1. map(data_path, read_json_or_tbl_or_csv)
2. .f(.x[[i]], ...)
3. tryCatch({
 .     jsonlite::fromJSON(data_file)$ubiome_bacteriacounts %>% select(taxon, 
 .         parent, tax_name, tax_rank, count, count_norm) %>% mutate(id = strsplit(basename(data_file), 
 .         ".", fixed = TRUE)[[1]][1])
 . }, error = function(cond) {
 .     paste(cond)
 .     tryCatch({
 .         tab <- read_table2(data_file) %>% select(taxon, parent, 
 .             tax_name, tax_rank, count, count_norm) %>% mutate(id = strsplit(basename(data_file), 
 .             ".", fixed = TRUE)[[1]][1])
 .         assertthat::assert_that(ncol(tab) > 1)
 .         return(tab)
 .     }, error = function(bla) {
 .         paste(bla)
 .         csv <- read_csv(data_file) %>% select(taxon, parent, 
 .             tax_name, tax_rank, count, count_norm) %>% mutate(id = strsplit(basename(data_file), 
 .             ".", fixed = TRUE)[[1]][1])
 .         return(csv)
 .     })
 . })   # at line 3-25 of file <text>
4. tryCatchList(expr, classes, parentenv, handlers)
5. tryCatchOne(expr, names, parentenv, handlers[[1L]])
6. value[[3L]](cond)
7. tryCatch({
 .     tab <- read_table2(data_file) %>% select(taxon, parent, tax_name, 
 .         tax_rank, count, count_norm) %>% mutate(id = strsplit(basename(data_file), 
 .         ".", fixed = TRUE)[[1]][1])
 .     assertthat::assert_that(ncol(tab) > 1)
 .     return(tab)
 . }, error = function(bla) {
 .     paste(bla)
 .     csv <- read_csv(data_file) %>% select(taxon, parent, tax_name, 
 .         tax_rank, count, count_norm) %>% mutate(id = strsplit(basename(data_file), 
 .         ".", fixed = TRUE)[[1]][1])
 .     return(csv)
 . })   # at line 10-23 of file <text>
8. tryCatchList(expr, classes, parentenv, handlers)
9. tryCatchOne(expr, names, parentenv, handlers[[1L]])
10. value[[3L]](cond)
11. read_csv(data_file) %>% select(taxon, parent, tax_name, tax_rank, 
  .     count, count_norm) %>% mutate(id = strsplit(basename(data_file), 
  .     ".", fixed = TRUE)[[1]][1])   # at line 19-21 of file <text>
12. withVisible(eval(quote(`_fseq`(`_lhs`)), env, env))
13. eval(quote(`_fseq`(`_lhs`)), env, env)
14. eval(quote(`_fseq`(`_lhs`)), env, env)
15. `_fseq`(`_lhs`)
16. freduce(value, `_function_list`)
17. function_list[[i]](value)
18. select(., taxon, parent, tax_name, tax_rank, count, count_norm)
19. select.data.frame(., taxon, parent, tax_name, tax_rank, count, 
  .     count_norm)
20. select_vars(names(.data), !(!(!quos(...))))
21. map_if(ind_list, !is_helper, eval_tidy, data = names_list)
22. map(.x[matches], .f, ...)
23. lapply(.x, .f, ...)
24. FUN(X[[i]], ...)
HadrienG commented 6 years ago

thanks for the traceback. Yes I did run it on openhumans.
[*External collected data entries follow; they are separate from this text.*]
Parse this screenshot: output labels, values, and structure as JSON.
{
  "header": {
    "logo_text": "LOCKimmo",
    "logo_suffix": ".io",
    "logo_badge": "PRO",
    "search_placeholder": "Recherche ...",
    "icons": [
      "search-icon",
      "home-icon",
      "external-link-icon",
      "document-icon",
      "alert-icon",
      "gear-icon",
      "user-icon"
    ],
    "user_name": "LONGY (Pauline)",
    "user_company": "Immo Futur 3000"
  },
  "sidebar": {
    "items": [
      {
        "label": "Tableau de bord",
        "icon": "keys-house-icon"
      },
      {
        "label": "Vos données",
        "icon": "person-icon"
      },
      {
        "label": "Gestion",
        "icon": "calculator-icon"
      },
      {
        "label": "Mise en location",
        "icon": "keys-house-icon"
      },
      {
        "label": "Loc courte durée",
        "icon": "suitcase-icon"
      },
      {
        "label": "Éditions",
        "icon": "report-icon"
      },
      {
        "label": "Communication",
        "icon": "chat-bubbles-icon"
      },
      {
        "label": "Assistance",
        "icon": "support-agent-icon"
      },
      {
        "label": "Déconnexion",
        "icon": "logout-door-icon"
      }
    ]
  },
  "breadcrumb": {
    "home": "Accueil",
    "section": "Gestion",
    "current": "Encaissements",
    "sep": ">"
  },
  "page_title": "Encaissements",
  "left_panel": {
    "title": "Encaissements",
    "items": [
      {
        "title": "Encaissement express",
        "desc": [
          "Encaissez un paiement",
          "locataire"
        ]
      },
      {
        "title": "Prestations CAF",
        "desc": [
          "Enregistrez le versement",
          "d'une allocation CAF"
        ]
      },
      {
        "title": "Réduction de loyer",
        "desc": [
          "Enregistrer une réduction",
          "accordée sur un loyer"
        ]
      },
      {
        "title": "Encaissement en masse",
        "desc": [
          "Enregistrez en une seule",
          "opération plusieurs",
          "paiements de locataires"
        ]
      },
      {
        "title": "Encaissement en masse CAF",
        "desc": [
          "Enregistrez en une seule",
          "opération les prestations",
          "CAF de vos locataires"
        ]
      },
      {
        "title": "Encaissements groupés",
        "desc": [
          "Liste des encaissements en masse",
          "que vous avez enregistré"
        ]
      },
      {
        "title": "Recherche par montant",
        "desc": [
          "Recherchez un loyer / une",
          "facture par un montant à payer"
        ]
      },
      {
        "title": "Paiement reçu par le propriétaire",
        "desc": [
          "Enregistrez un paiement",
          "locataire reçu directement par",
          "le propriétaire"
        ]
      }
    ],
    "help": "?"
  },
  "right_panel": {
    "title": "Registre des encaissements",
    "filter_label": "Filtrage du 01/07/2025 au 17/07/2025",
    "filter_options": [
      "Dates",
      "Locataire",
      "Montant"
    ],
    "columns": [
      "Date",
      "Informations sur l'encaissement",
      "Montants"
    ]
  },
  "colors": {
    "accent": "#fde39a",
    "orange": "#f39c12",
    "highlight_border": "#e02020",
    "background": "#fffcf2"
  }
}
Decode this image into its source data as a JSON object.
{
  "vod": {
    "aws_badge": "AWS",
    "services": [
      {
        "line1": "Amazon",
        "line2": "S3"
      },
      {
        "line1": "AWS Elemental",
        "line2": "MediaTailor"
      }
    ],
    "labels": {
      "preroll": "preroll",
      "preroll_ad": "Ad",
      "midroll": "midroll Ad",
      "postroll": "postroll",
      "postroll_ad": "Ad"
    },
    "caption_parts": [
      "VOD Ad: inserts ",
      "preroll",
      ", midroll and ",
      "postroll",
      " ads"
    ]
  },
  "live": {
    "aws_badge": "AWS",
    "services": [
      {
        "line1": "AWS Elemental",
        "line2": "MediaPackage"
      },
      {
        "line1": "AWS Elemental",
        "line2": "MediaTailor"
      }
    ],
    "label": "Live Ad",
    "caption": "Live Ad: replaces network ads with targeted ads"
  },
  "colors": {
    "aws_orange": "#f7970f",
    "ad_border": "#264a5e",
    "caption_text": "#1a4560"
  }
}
I'll take a look, but I think it's because one of the json files has unquoted strings (which is not valid json)

The warnings can safely be ignored, maybe I should wrap the call in an invisible(). Or do you know a jupyter way to suppress the warnings for one cell? Like Rmarkdown {r cell_name warnings=FALSE}

gedankenstuecke commented 6 years ago

Great, thanks so much! I was just asking as otherwise different package versions might be to blame for some weird behavior.

I'm not sure how to best turn off the warnings (my own R skills are basically limited to making things look nice thanks to the ggplot2 universe). According to google options(warn=-1) might do the trick to turn the warnings off globally.